Kaggle: Google Landmark Recognition and Retrieval Challenges

Kaggle recently released two related challenges landmark-retrieval-challenge and landmark-recognition-challenge. They seem challenging both in theory and computing resources. About 1.2m images and 15K classes.

First of all, do you think we should join ? What is your opinion?

Any related references, how to approach to the problem and any discussions are also welcome…

1 Like

I was about to ask the same question…too bad yours is 26 days old and nobody gave any insight…

These two comptitions are difficult since this type of problem are really rare on Kaggle: the number of landmarks is 15k when a classical competition is about 5k classes and there are an important number of classes with only a few pictures (between 1 and 5 images) with some classes with some substantial number of images.

The write ups about the Kaggle cgdiscount competition shall be useful for the classification one.

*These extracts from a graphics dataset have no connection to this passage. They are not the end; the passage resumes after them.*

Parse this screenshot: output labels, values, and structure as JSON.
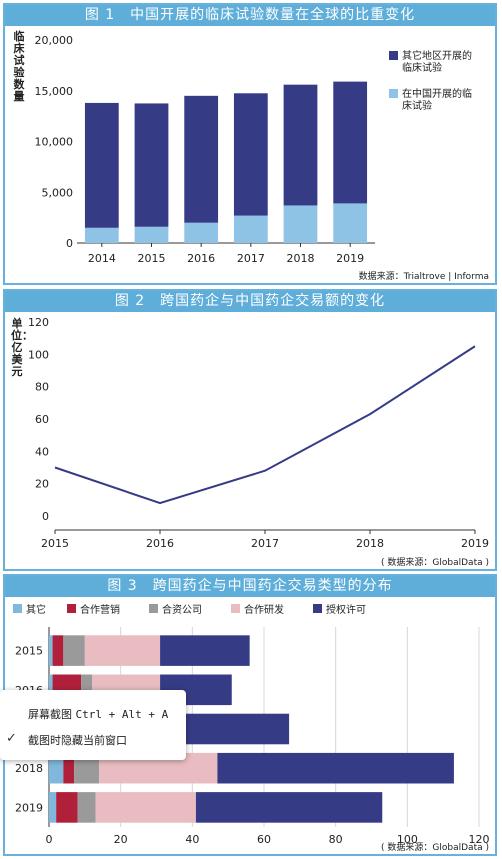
{
  "chart_data": [
    {
      "type": "bar",
      "title": "图 1　中国开展的临床试验数量在全球的比重变化",
      "ylabel": "临床试验数量",
      "categories": [
        "2014",
        "2015",
        "2016",
        "2017",
        "2018",
        "2019"
      ],
      "series": [
        {
          "name": "在中国开展的临床试验",
          "values": [
            1500,
            1600,
            2000,
            2700,
            3700,
            3900
          ],
          "color": "#8fc3e6"
        },
        {
          "name": "其它地区开展的临床试验",
          "values": [
            12300,
            12150,
            12500,
            12050,
            11900,
            12000
          ],
          "color": "#363b86"
        }
      ],
      "yticks": [
        "0",
        "5,000",
        "10,000",
        "15,000",
        "20,000"
      ],
      "ylim": [
        0,
        20000
      ],
      "stacked": true,
      "source": "数据来源：Trialtrove | Informa"
    },
    {
      "type": "line",
      "title": "图 2　跨国药企与中国药企交易额的变化",
      "ylabel": "单位：亿美元",
      "x": [
        "2015",
        "2016",
        "2017",
        "2018",
        "2019"
      ],
      "series": [
        {
          "values": [
            30,
            8,
            28,
            63,
            105
          ],
          "color": "#363b86"
        }
      ],
      "yticks": [
        "0",
        "20",
        "40",
        "60",
        "80",
        "100",
        "120"
      ],
      "ylim": [
        0,
        120
      ],
      "source": "( 数据来源：GlobalData )"
    },
    {
      "type": "bar",
      "orientation": "horizontal",
      "title": "图 3　跨国药企与中国药企交易类型的分布",
      "categories": [
        "2015",
        "2016",
        "2017",
        "2018",
        "2019"
      ],
      "series": [
        {
          "name": "其它",
          "values": [
            1,
            1,
            1,
            4,
            2
          ],
          "color": "#7fb7dd"
        },
        {
          "name": "合作营销",
          "values": [
            3,
            8,
            2,
            3,
            6
          ],
          "color": "#b0203a"
        },
        {
          "name": "合资公司",
          "values": [
            6,
            3,
            2,
            7,
            5
          ],
          "color": "#9a9a9a"
        },
        {
          "name": "合作研发",
          "values": [
            21,
            19,
            33,
            33,
            28
          ],
          "color": "#e8bcc0"
        },
        {
          "name": "授权许可",
          "values": [
            25,
            20,
            29,
            66,
            52
          ],
          "color": "#363b86"
        }
      ],
      "xticks": [
        "0",
        "20",
        "40",
        "60",
        "80",
        "100",
        "120"
      ],
      "xlim": [
        0,
        120
      ],
      "stacked": true,
      "source": "( 数据来源：GlobalData )"
    }
  ],
  "popup": {
    "screenshot_label": "屏幕截图",
    "screenshot_shortcut": "Ctrl + Alt + A",
    "hide_window_label": "截图时隐藏当前窗口",
    "check_mark": "✓"
  }
}
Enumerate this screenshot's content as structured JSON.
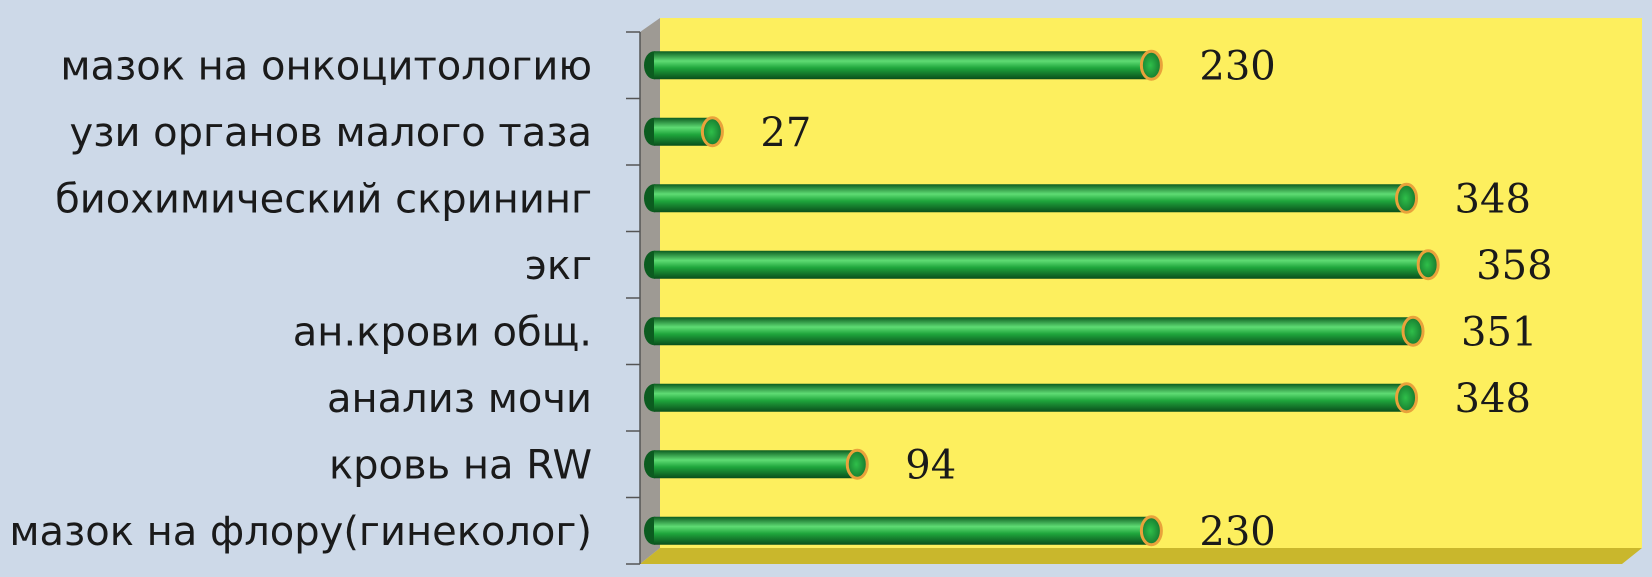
{
  "chart_data": {
    "type": "bar",
    "orientation": "horizontal",
    "categories": [
      "мазок  на онкоцитологию",
      "узи органов малого таза",
      "биохимический  скрининг",
      "экг",
      "ан.крови общ.",
      "анализ мочи",
      "кровь на RW",
      "мазок на флору(гинеколог)"
    ],
    "values": [
      230,
      27,
      348,
      358,
      351,
      348,
      94,
      230
    ],
    "data_labels": [
      "230",
      "27",
      "348",
      "358",
      "351",
      "348",
      "94",
      "230"
    ],
    "xlim": [
      0,
      400
    ],
    "grid": false,
    "legend": "none",
    "colors": {
      "bar": "#1fa53c",
      "bar_highlight": "#5fdc74",
      "bar_shadow": "#0c5c20",
      "bar_end": "#e9a23b",
      "plot_background": "#fdef5e",
      "floor": "#c9b72c",
      "side_wall": "#9e9a94",
      "page_background": "#cdd9e8"
    }
  }
}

Also, the organizers gave a clue: they suggested that the methods to solve the two competitions classification and similarity may help each other…

In fact MS coco 2017 stuff challenge is quite similar and some parts can be used combining with matterport’s Mask-RCNN. But even training coco 2017 stuff may take 2 days or so… So, I think it’s really difficult to test some new ideas. For 15k part I sow some similarity search methods for very large set of classes (I can’t remember for now). Also, RNN and scene descriptions can be used for classification as an idea. My view on this challenge is: time is to short and almost impossible for a single person to do something useful though one can learn a lot but not enough time.

I’m reading this paper: Deep Image Retrieval: Learning global representations for image search, there are many other paper refer to this paper, and it’s SOTA in landmark dataset.

Edit: Didn’t see this was for last year’s competition. Would be interested if anyone is looking into this years.

I am working on these competitions, and there are lots of exciting concepts to explore here. The hardest part is getting the data downloaded, but they have smaller datasets now.

Currently, I am trying to do several things.

  • Transfer learning as I ramp up the number of classifications. (Top 100 - 1000 - 10k… 200k! )
  • Created a GAP loss callback
  • Stratified validation set for my different sets
  • Exploring KNN and retinanet

The 4th place Winner last year used fast.ai, so I figure, it is an excellent place to start!